Com uma taxa de desemprego acima dos 45 por cento e mais de metade dos dois milhões de habitantes a viver abaixo do limiar da pobreza, a euforia que se seguiu à independência deu lugar a um desânimo, sobretudo entre os mais jovens. "A independência está a afundar-se", disse ao Financial Times o analista Veton Surroi, prevendo que o descontentamento que os kosovares de etnia albanesa calaram durante anos, por receio de prejudicar a causa nacionalista, fale agora mais alto.
O mais prejudicado é Hashim Thaçi, homem forte do Kosovo na última década e primeiro-ministro desde 2007, acusado de nada fazer para barrar a corrupção ou atrair o investimento estrangeiro. As últimas sondagens atribuem ao seu Partido Democrático do Kosovo (PDK) 30 por cento das intenções de voto, a apenas dois pontos da Liga Democrática do Kosovo (LDK) de Isa Mustafa.

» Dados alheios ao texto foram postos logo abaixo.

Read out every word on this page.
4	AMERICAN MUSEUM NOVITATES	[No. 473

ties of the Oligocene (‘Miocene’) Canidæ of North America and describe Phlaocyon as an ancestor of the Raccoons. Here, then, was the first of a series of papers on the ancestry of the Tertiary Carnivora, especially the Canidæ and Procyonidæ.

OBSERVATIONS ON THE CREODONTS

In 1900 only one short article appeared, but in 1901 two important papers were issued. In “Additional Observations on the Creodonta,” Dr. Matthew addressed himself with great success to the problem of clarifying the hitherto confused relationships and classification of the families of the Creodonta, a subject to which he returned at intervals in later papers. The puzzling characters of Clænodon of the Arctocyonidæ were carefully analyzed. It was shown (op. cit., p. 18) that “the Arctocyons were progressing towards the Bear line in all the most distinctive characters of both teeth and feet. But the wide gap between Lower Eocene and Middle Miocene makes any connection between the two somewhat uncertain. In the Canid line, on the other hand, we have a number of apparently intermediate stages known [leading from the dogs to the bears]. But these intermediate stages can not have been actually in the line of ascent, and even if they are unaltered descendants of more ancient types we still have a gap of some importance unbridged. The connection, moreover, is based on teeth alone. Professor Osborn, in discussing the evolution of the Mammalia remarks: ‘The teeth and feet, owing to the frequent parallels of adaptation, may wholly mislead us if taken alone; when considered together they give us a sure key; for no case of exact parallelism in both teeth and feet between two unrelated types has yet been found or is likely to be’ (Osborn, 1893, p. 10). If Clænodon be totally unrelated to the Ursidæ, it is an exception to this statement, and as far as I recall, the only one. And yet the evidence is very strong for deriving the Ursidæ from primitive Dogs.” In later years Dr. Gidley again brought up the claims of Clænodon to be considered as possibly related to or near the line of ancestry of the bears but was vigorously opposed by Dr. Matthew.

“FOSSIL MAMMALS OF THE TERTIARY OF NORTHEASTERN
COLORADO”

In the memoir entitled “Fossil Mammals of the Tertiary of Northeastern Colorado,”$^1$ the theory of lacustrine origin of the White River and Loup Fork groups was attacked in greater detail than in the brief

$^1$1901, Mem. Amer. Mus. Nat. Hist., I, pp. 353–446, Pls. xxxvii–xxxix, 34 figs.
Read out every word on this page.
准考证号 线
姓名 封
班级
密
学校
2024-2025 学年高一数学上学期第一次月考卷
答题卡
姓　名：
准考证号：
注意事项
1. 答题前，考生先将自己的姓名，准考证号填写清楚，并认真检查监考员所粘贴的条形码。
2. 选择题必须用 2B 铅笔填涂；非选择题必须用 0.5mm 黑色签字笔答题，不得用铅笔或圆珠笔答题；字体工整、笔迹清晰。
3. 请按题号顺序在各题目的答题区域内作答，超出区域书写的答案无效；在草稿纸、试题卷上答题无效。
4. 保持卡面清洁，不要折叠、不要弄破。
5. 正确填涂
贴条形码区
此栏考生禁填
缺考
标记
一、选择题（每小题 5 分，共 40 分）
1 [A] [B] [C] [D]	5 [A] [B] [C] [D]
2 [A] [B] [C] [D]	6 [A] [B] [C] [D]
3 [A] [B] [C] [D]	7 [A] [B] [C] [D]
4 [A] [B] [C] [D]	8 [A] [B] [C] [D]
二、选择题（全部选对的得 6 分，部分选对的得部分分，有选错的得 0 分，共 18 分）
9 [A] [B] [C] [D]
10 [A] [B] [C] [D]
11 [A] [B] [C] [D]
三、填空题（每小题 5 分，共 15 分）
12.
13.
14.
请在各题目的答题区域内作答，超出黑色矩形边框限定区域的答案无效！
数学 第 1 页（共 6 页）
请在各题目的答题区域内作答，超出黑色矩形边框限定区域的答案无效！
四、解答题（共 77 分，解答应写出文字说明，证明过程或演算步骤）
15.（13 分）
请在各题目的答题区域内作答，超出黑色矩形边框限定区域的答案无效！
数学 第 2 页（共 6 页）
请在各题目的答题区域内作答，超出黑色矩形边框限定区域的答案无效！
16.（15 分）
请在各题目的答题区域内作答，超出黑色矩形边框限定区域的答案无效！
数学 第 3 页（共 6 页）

O popular presidente da Câmarade Pristina espera canalizar o descontentamento popular em seu favor - já garantiu que não renovará a coligação que até Setembro unia os dois partidos -, mas os analistas sublinham que Thaçi conta com um eleitorado fiel, devendo beneficiar com a elevada taxa de abstenção prevista.
Mas os resultados dependerão também da atitude da minoria sérvia - no Norte deverá manter-se o boicote, ao contrário dos enclaves no resto do país - e sobretudo das escolhas dos mais jovens, atraídos pelo Movimento de Autodeterminação do ex-líder estudantil Albin Kurti, a quem as sondagens atribuem o terceiro lugar, com quase 20 por cento das preferências.
As eleições serão seguidas com atenção fora do país, numa altura em que a NATO pondera o fim da sua presença militar e se espera o início de um diálogo crucial com a Sérvia, que rejeita a independência da antiga província mas aceitou discutir com Pristina assuntos de interesse mútuo.